From: Sergejus Tarasovas
Message: 29177
Date: 2004-01-06

--- In cybalist@yahoogroups.com, Piotr Gasiorowski
<piotr.gasiorowski@...> wrote:
...
> The extension of these basic patronymics with
> pleonastic <-ic^> (also with a patronymic function), was
originally, as
> far as I know, an upper-class phenomenon, and the right to it was
at one
> time a special honour bestowed by the tsar on his dignitaries
(hence
> surnames such as <Il'jinic^> and the modern type of patronymic
> exemplified by <Ivanovic^> and <Sergejevic^>).
...
> Sergei can certainly
> correct and supplement this brief sketch of the matter.

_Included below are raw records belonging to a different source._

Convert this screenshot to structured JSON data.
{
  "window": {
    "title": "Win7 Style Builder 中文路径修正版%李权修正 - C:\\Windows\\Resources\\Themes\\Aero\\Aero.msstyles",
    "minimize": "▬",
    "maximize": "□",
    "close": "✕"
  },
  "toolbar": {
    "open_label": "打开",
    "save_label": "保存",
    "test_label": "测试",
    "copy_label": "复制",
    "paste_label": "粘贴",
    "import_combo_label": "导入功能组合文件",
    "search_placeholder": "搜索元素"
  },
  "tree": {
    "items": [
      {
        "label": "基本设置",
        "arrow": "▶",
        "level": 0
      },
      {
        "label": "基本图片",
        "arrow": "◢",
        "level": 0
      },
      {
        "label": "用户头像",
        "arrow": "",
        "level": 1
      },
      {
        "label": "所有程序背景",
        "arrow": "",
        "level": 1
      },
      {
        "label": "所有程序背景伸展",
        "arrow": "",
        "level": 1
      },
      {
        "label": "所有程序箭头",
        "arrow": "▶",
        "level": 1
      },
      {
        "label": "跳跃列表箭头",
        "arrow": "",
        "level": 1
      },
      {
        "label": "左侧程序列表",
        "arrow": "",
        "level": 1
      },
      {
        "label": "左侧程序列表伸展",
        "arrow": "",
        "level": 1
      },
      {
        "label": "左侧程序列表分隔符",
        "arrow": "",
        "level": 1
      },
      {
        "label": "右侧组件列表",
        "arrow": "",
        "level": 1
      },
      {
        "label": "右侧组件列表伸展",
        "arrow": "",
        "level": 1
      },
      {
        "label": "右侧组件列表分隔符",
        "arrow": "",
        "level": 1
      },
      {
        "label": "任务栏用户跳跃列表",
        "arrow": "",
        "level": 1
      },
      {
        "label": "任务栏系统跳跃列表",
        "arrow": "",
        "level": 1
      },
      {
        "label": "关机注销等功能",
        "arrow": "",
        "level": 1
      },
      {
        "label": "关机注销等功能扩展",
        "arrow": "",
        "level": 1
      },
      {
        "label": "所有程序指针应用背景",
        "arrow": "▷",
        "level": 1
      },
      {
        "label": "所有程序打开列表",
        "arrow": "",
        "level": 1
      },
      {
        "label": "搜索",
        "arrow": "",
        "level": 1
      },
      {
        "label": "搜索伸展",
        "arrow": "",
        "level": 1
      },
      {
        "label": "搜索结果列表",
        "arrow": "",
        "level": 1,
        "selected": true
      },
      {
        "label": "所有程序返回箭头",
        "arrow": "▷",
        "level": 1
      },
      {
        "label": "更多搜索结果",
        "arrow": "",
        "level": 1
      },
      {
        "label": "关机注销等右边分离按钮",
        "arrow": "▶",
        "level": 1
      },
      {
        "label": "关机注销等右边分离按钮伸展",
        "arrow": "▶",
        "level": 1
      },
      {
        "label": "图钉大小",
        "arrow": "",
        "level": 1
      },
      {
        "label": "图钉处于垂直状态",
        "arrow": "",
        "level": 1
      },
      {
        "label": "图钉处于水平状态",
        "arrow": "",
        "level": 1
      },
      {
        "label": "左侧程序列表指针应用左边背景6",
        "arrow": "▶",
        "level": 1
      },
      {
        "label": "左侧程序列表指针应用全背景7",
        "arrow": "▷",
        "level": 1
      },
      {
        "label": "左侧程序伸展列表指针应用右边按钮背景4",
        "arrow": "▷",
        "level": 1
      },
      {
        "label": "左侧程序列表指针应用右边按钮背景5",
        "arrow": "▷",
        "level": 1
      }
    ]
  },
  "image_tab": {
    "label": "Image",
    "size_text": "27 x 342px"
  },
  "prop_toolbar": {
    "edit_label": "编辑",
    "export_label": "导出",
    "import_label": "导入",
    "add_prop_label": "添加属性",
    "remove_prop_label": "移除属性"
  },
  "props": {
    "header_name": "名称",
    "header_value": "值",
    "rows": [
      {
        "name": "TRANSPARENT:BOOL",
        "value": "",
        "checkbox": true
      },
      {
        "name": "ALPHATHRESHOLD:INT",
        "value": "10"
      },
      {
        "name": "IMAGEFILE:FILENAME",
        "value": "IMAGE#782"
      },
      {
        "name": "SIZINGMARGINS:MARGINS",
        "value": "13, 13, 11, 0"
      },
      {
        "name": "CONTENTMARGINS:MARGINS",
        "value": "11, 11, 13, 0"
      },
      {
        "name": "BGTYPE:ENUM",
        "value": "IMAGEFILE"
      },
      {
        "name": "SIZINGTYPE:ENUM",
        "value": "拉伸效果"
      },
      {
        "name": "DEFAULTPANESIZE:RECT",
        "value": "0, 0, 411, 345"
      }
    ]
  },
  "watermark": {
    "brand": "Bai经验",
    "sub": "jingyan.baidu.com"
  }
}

Not that I had much to add or correct... I don't think patronymics in
<-o/ev-ic^(I)> and <-in-ic^(I)> had something to do with the upper
class, at least originally -- they are regsitered as early as XI c.
(i.e., as early as possible), are often in graffity, birch bark
inscriptions and other informal texts and refer to the
representatives of all social strata, sometimes even being formed
from the diminutives (if not pejoratives!) in -s^-Ik-
(<Miros^Ic^inic^I>, Kriv. <SUbys^IkinicI>). Do Polish last names such
as <Mickiewicz>, <Sienkiewicz> have some special relation to the
upper class? Or are they East Slavic in origin? Interestingly enough,
<X-ov-ic^I> could also mean 'an inhabitant of a (small) settlement
related to X' -- thus *_Kyjevic^I_ -- if had have existed -- would
have meant 'an inhabitant of a <KyjI>'s (homestead or so)' (what is
actually registered is <KyjaninU> 'Kiever'; Kiev is not a homestead).
Even in the earliest records, patronymics in <-o/ev-ic^I> (from (j)o-
declension stems), <-in-ic^I> (a- and i-declension) and <-ic^I> (all
declensions) already form a rather independent grammatical category,
while patronymics in <-ovU>, <-inU>, *-jI originally were still
possessive adjectives, requiring determinable words like <synU>,
<dUc^i>, <vUnukU> -- probably this is somehow related to the facts
that this latter group has been transformed into last names, while
the first has retained its purely patronymic function.